Management Console to customer cloud network

This topic explains the possible ways in which the CDP Control Plane can communicate with the compute infrastructure in the customer network, in the context of the Management Console.

As described previously, the CDP admin would typically use the CDP Management Console that runs in the CDP Control Plane to launch CDP environments with Data Lakes, FreeIPA, Data Hubs, and data services into their cloud accounts. In order to accomplish this, the CDP Control Plane and the compute infrastructure in the customer network (such as VMs, AKS clusters) should be able to communicate with each other. Depending on the chosen network architecture, this communication can occur in the ways described below.

Publicly accessible networks

In this model of publicly accessible networks, the compute infrastructure must be reachable over the public internet from the Management Console. While this is fairly easy to set up, it is usually not preferred by enterprise customers, as it implies that the VM nodes or AKS nodes are assigned public IP addresses. While the access control rules for these nodes can still be restricted to the IP addresses of the Management Console components, it is still considered insecure for each of the network architectures described earlier.

Semi-private networks

Publicly accessible networks are easy to set up for connectivity, both from the CDP Control Plane and the customer on-prem network, but have a large surface area of exposure as all compute infrastructure has public IP addresses. In contrast, fully private networks need special configuration to enable connectivity from the customer on-prem network, due to having no surface area of exposure to any of the compute infrastructure. While very secure, it is more complex to establish.

There is a third configuration supported by CDP, semi-private networks, that provides some trade-offs between these two options. In this configuration, the user deploys the worker nodes of the compute infrastructure on fully private networks as described above. However, the user chooses to expose UIs or APIs of the services fronting these worker nodes over a public network load balancer. By using this capability, the data consumers can access the UIs or APIs of the compute infrastructure through these load balancers. It is also possible to restrict the IP ranges from which such access is allowed using security groups.
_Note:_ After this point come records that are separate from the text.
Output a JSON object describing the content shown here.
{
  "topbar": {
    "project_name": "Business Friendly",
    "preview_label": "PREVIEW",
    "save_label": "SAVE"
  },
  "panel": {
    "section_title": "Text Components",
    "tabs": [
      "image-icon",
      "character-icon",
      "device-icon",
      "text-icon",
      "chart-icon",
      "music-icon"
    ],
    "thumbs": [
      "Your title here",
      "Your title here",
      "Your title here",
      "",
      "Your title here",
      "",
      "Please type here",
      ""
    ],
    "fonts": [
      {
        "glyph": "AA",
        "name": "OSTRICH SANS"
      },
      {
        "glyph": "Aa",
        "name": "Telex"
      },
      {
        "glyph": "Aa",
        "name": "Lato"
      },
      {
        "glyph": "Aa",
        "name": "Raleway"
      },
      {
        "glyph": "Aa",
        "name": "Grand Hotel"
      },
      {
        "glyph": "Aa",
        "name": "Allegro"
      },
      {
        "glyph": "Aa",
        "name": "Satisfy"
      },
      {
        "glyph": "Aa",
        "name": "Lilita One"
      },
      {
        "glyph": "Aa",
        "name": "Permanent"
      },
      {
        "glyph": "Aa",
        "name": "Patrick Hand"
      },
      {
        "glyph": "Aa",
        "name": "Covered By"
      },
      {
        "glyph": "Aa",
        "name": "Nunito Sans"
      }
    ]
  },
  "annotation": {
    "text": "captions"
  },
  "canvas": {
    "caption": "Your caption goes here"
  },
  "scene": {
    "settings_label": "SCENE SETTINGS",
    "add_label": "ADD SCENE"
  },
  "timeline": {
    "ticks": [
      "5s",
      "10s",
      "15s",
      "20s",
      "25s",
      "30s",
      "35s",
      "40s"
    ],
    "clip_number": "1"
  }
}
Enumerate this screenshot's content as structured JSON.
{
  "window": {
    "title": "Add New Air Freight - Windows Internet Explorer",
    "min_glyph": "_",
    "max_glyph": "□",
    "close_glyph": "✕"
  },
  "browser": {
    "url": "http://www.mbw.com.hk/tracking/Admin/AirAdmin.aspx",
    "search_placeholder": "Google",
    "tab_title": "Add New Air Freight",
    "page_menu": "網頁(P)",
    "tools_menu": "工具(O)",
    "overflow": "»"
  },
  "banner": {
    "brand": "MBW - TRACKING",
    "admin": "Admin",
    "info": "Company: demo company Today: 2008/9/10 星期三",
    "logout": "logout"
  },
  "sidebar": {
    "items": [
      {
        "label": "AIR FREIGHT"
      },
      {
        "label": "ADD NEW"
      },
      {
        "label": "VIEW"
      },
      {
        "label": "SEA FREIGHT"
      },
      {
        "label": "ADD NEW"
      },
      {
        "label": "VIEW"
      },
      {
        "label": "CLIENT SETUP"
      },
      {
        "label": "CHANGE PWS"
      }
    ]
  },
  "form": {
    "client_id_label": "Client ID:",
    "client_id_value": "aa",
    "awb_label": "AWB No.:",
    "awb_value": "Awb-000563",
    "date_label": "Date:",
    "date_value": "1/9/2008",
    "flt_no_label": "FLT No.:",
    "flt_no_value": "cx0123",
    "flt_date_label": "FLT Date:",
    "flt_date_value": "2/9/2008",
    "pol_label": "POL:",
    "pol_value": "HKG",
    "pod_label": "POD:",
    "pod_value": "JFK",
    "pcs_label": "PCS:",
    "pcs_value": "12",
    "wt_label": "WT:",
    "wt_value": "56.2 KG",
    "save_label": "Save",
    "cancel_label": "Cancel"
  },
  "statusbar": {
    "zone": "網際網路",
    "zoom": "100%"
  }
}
While this option provides a trade-off between ease of setup and exposure levels, it may not satisfy all use cases related to communication between various endpoints. For example, some compute workloads involving Kafka or NiFi would not benefit from having a simple publicly exposed load balancer. It is recommended that customers evaluate their use cases against the trade-off and choose an appropriately convenient and secure model of setup.

Fully private networks

In this model of fully private networks, the compute infrastructure is not assigned any public IP addresses. In this case, communication between the CDP Control Plane and compute infrastructure is established using a “tunnel” that originates from the customer network to the CDP Control Plane. All communication from the CDP Control Plane to the compute nodes is then passed through this tunnel. From experience, Cloudera has determined that this is the preferred model of communication for customers.

To elaborate on the tunneling approach, Cloudera uses a solution called Cluster Connectivity Manager (CCM). At a high level, the solution uses two components, an agent (CCM agent) that runs on a VM provisioned in the customer network and a service (CCM service) that runs on the CDP Control Plane. The CCM agent, at start-up time, establishes a connection with the CCM service. This connection forms the tunnel. This tunnel is secured by asymmetric encryption. The private key is shared with the agent over cloud specific initialization mechanisms, such as a user-data script in Azure.

When any service on the CDP Control Plane wants to send a request to a service deployed on the customer environment (depicted in the below diagram as the “logical flow”), it physically sends a request to the CCM service running in the CDP Control Plane. The CCM agent and CCM service collaborate over the established tunnel to accept the request, forward it to the appropriate service, and send a response over the tunnel to be handed over the calling service on the CDP Control Plane.

Currently, all AKS clusters provisioned by various CDP data services are enabled with public and private cluster endpoints. The AKS public endpoint is needed to facilitate the interactions between CDP Control Plane and the AKS cluster while worker nodes and Kubernetes control plane interact over private API endpoints. CDW supports private AKS endpoints today (see Enabling a private CDW environment in Azure Kubernetes Service). There are plans to support private AKS endpoints for other data services in the future. When this occurs, the documentation will be updated to reflect the same.

Fully private outbound restricted networks

Fully private outbound restricted networks is a variant of the fully private network where customers would like to pass outbound traffic originating from their cloud account through a proxy or firewall and explicitly allow-list URLs that are allowed to pass through. CDP Public Cloud supports such configuration. If such network architecture is chosen, the customer must ensure the following:

  • Users configure a proxy for the environment via CDP, as documented in Using a non-transparent proxy.

  • Compute resources (such as VMs used by Data Hubs and data services) can connect to the proxy or firewall via appropriate routing rules.

  • The proxy or firewall is set up to allow connections to all hosts, IP ranges, ports, and protocol types that are documented in Azure outbound network access destinations.